Here are some example tool definitions.

SAP tools:

  • sap.getPurchaseOrder(poNumber)
  • sap.getInvoiceStatus(invoiceId)
  • sap.createOrUpdateVendor(vendorPayload)
  • sap.postIdoc(idocType, payload)
  • sap.callBapi(bapiName, params) (governed allow-list)

Fusion Applications tools:

  • fusion.getSupplier(supplierId)
  • fusion.createInvoice(invoicePayload)
  • fusion.submitFBDI(jobName, fileRef) (where applicable via ERP adapter patterns)
  • fusion.queryRest(resource, params)

AIDP tools:

  • aidp.publishDataProduct(name, version)
  • aidp.runPipeline(pipelineId)
  • aidp.searchCatalog(term)
  • aidp.ragAnswer(question, dataProductRefs)

At this phase, the orchestrator maintains cross-system context:

  • SAP objects retrieved via adapter calls (BAPI/RFC/IDoc or S/4HANA Cloud OData).
  • Fusion Applications objects retrieved via REST/APIs/adapters.
  • Governed data products from AIDP’s gold layer.

Implement observability and logging.
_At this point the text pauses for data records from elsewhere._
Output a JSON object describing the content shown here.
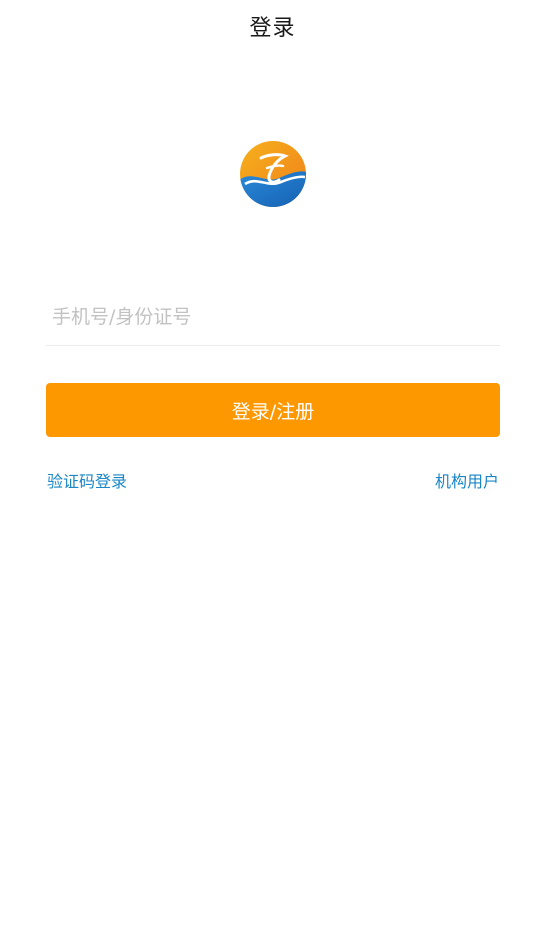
{
  "header": {
    "title": "登录"
  },
  "logo": {
    "icon": "brand-logo-icon",
    "colors": {
      "top": "#f39a1b",
      "bottom": "#1f72c5",
      "accent": "#ffffff"
    }
  },
  "form": {
    "account_placeholder": "手机号/身份证号",
    "account_value": "",
    "submit_label": "登录/注册"
  },
  "links": {
    "sms_login": "验证码登录",
    "org_user": "机构用户"
  },
  "colors": {
    "primary": "#fd9800",
    "link": "#1a86c6",
    "placeholder": "#c2c2c2",
    "divider": "#ececec"
  }
}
In this pattern you treat the sidecar as a production integration product, using:

  • Tool invocation logs (inputs/outputs redacted as needed).
  • End-to-end tracing from orchestrator through adapters to the data platform.
  • Business identifiers for “follow the transaction” debugging.
  • Data lineage for curated data products (especially those used by AI agents).

Implement Autonomous Agentic Behavior

In phase two, you implement more autonomy.

The LLM can:

  • Plan multi-step workflows (“what do I need to check next?”)
  • Call tools
  • Generate business-ready narratives grounded in governed enterprise data via AIDP

When you implement LLM-driven agent reasoning, instead of fixed sequences, the agent can dynamically decide:

  • Whether to query SAP first or Fusion Applications first
  • Which data products to retrieve
  • Whether to open an exception case or propose a remediation plan
  • Which write-back action is appropriate (often gated by approval)
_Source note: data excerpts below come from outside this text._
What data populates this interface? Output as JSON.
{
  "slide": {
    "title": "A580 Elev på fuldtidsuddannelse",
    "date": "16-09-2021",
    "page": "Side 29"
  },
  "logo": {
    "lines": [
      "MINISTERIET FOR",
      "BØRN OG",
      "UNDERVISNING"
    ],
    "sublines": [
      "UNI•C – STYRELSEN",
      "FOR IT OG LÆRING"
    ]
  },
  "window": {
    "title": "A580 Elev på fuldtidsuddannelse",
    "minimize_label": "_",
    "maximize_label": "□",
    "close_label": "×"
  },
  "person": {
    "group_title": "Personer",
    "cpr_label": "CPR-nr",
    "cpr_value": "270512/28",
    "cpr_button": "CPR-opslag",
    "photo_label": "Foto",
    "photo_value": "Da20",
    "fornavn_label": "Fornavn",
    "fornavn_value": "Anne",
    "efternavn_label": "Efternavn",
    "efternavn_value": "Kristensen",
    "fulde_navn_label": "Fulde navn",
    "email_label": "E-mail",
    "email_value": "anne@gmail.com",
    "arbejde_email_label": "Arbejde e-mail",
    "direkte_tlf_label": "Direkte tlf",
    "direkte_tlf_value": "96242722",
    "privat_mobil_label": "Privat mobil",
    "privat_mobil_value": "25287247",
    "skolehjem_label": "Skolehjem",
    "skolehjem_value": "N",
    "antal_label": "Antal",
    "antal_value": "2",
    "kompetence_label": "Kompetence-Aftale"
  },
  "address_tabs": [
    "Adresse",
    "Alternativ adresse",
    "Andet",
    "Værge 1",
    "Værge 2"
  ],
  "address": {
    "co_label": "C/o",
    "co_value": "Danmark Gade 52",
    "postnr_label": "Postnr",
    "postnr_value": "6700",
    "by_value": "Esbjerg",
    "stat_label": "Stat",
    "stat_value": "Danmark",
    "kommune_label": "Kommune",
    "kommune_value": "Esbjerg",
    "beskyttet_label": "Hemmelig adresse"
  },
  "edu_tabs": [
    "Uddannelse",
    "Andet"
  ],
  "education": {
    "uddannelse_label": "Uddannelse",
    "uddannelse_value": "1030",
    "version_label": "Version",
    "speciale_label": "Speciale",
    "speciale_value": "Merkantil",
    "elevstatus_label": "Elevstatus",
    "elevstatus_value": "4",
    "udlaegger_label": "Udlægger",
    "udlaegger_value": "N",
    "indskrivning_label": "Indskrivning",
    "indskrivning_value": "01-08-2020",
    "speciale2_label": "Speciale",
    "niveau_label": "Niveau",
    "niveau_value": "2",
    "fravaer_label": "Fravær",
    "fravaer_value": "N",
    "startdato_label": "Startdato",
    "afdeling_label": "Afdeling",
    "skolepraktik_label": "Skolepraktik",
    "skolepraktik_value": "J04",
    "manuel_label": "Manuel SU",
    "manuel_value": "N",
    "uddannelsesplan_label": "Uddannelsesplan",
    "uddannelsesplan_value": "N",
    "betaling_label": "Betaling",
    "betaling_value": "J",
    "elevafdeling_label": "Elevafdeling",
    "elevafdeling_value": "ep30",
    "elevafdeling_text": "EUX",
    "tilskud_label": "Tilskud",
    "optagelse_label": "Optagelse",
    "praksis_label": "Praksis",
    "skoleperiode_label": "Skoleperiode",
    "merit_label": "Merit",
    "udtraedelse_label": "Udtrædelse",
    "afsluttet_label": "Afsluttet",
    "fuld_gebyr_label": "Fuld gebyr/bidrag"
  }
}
AIDP explicitly positions its platform for agentic experiences built on governed data and integrated AI services. For example, the LLM can:

  1. Retrieve an invoice status from SAP
  2. Check supplier data in Fusion Applications
  3. Propose remediation using AIDP RAG pipeline

The following additional agents and tools are possible (with example use cases given):

  • Close Assistant Agent (SAP plus Fusion EPM): explains variances, identifies missing postings, and suggests journal adjustments.
  • Supplier Onboarding Agent: harmonizes supplier data, checks duplicates, and creates supplier records in the target system(s).
  • Order Promising Agent: pulls demand/supply signals, identifies constraints, and recommends reallocation or expedites.
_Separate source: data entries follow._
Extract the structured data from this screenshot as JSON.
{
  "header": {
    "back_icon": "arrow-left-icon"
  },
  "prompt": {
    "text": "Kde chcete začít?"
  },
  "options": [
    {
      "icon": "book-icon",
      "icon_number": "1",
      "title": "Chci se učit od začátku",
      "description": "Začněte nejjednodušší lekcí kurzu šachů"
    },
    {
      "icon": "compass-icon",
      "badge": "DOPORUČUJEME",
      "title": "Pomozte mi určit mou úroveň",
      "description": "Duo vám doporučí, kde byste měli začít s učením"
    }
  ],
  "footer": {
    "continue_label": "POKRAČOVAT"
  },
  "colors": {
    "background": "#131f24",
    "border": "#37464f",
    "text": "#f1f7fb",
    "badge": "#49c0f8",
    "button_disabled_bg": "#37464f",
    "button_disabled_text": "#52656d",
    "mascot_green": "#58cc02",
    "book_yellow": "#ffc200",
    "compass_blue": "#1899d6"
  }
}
Collect Feedback for Continuous Improvement

Outcomes should feed back into the system:

  • “Was the recommendation accepted?”
  • “Did the remediation resolve the exception?”
  • “Did the mapping rules reduce future failures?”

These outcomes become labeled signals for improving matching logic, exception playbooks, and (where appropriate) ML models and prompts - closing the loop on both automation quality and business trust.